South Korean authorities have decided not to stop the setting up of a statue symbolizing Korean women used as sex slaves by Japanese soldiers during World War II, in apparent retaliation for a visit by the Japanese defense minister to a controversial shrine.
Officials in the southern port city of Busan said on Friday that they would allow activists to place a statue symbolizing Japanese wartime sex slaves, known as “comfort women,” outside the Japanese consulate in the city.
“We won’t stop the civic group from setting up the statue there if they wish to do so,” Yonhap news agency quoted local official Park Sam-seok as saying.
Busan’s municipal authorities had previously removed the statue, which is of a young woman sitting with a bird perched on her shoulder, following a settlement reached between South Korea and Japan over the issue of the “comfort women.”

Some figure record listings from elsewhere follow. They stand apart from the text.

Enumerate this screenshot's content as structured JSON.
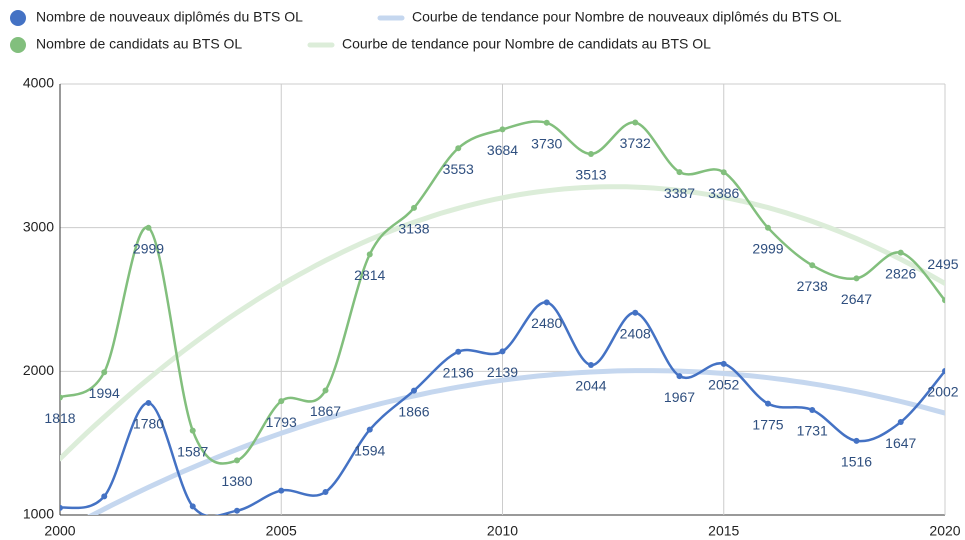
{
  "chart_data": {
    "type": "line",
    "x": [
      2000,
      2001,
      2002,
      2003,
      2004,
      2005,
      2006,
      2007,
      2008,
      2009,
      2010,
      2011,
      2012,
      2013,
      2014,
      2015,
      2016,
      2017,
      2018,
      2019,
      2020
    ],
    "xlim": [
      2000,
      2020
    ],
    "xticks": [
      2000,
      2005,
      2010,
      2015,
      2020
    ],
    "ylim": [
      1000,
      4000
    ],
    "yticks": [
      1000,
      2000,
      3000,
      4000
    ],
    "grid": true,
    "legend": "top",
    "series": [
      {
        "name": "Nombre de nouveaux diplômés du BTS OL",
        "color": "#4472c4",
        "values": [
          1050,
          1130,
          1780,
          1060,
          1030,
          1170,
          1160,
          1594,
          1866,
          2136,
          2139,
          2480,
          2044,
          2408,
          1967,
          2052,
          1775,
          1731,
          1516,
          1647,
          2002
        ],
        "value_labels": [
          null,
          null,
          "1780",
          null,
          null,
          null,
          null,
          "1594",
          "1866",
          "2136",
          "2139",
          "2480",
          "2044",
          "2408",
          "1967",
          "2052",
          "1775",
          "1731",
          "1516",
          "1647",
          "2002"
        ],
        "trendline": {
          "name": "Courbe de tendance pour Nombre de nouveaux diplômés du BTS OL",
          "color": "#c5d7ef"
        }
      },
      {
        "name": "Nombre de candidats au BTS OL",
        "color": "#82bf7d",
        "values": [
          1818,
          1994,
          2999,
          1587,
          1380,
          1793,
          1867,
          2814,
          3138,
          3553,
          3684,
          3730,
          3513,
          3732,
          3387,
          3386,
          2999,
          2738,
          2647,
          2826,
          2495
        ],
        "trendline": {
          "name": "Courbe de tendance pour Nombre de candidats au BTS OL",
          "color": "#dcedd9"
        }
      }
    ]
  }
}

Japanese Prime Minister Shinzo Abe last year offered apologies to all the women who survived the ordeal. The Japanese government also agreed to pay 8.3 million dollars to surviving Korean “comfort women” to make up for the abuses carried out by Japanese soldiers at the time of the war.

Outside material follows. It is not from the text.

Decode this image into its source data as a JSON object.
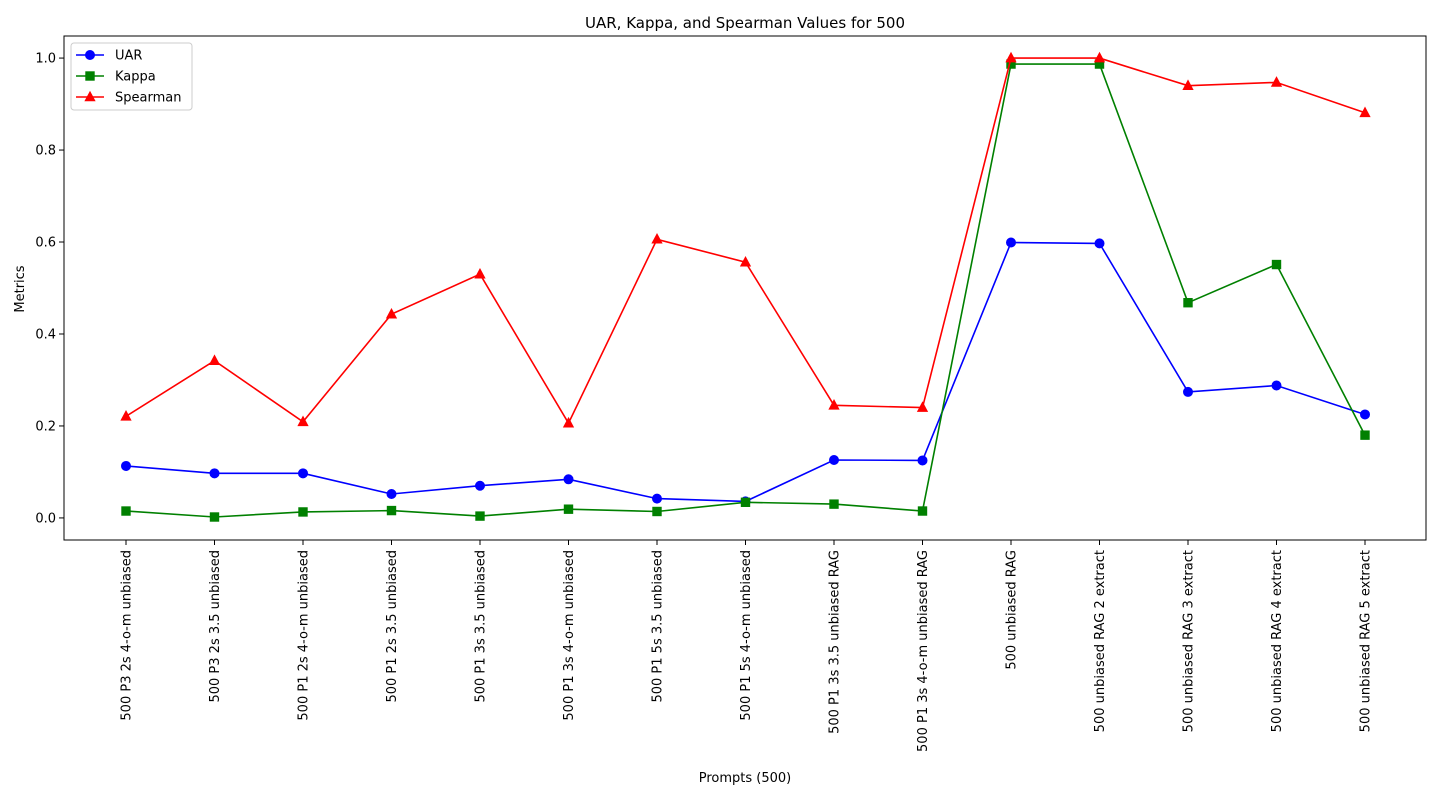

However, Korean officials were angered after Japan’s Defense Minister Tomomi Inada offered prayers at a controversial shrine for Japanese soldiers in Tokyo. Japanese troopers and commanders, including some convicted of war crimes, are buried at the Yasukuni Shrine, and visits by high-ranking Japanese officials to the site often anger China and South Korea, whose people suffered from Japanese war-time abuse.
Inada’s Thursday visit to the shrine swiftly drew criticism from South Korea and China.
More than two dozen “comfort women” monuments have been set up around South Korea, and another dozen or so abroad in the United States, Canada, and elsewhere.
Tokyo says “comfort women” statues should be removed following the landmark deal, which resolved decades of dispute over the issue.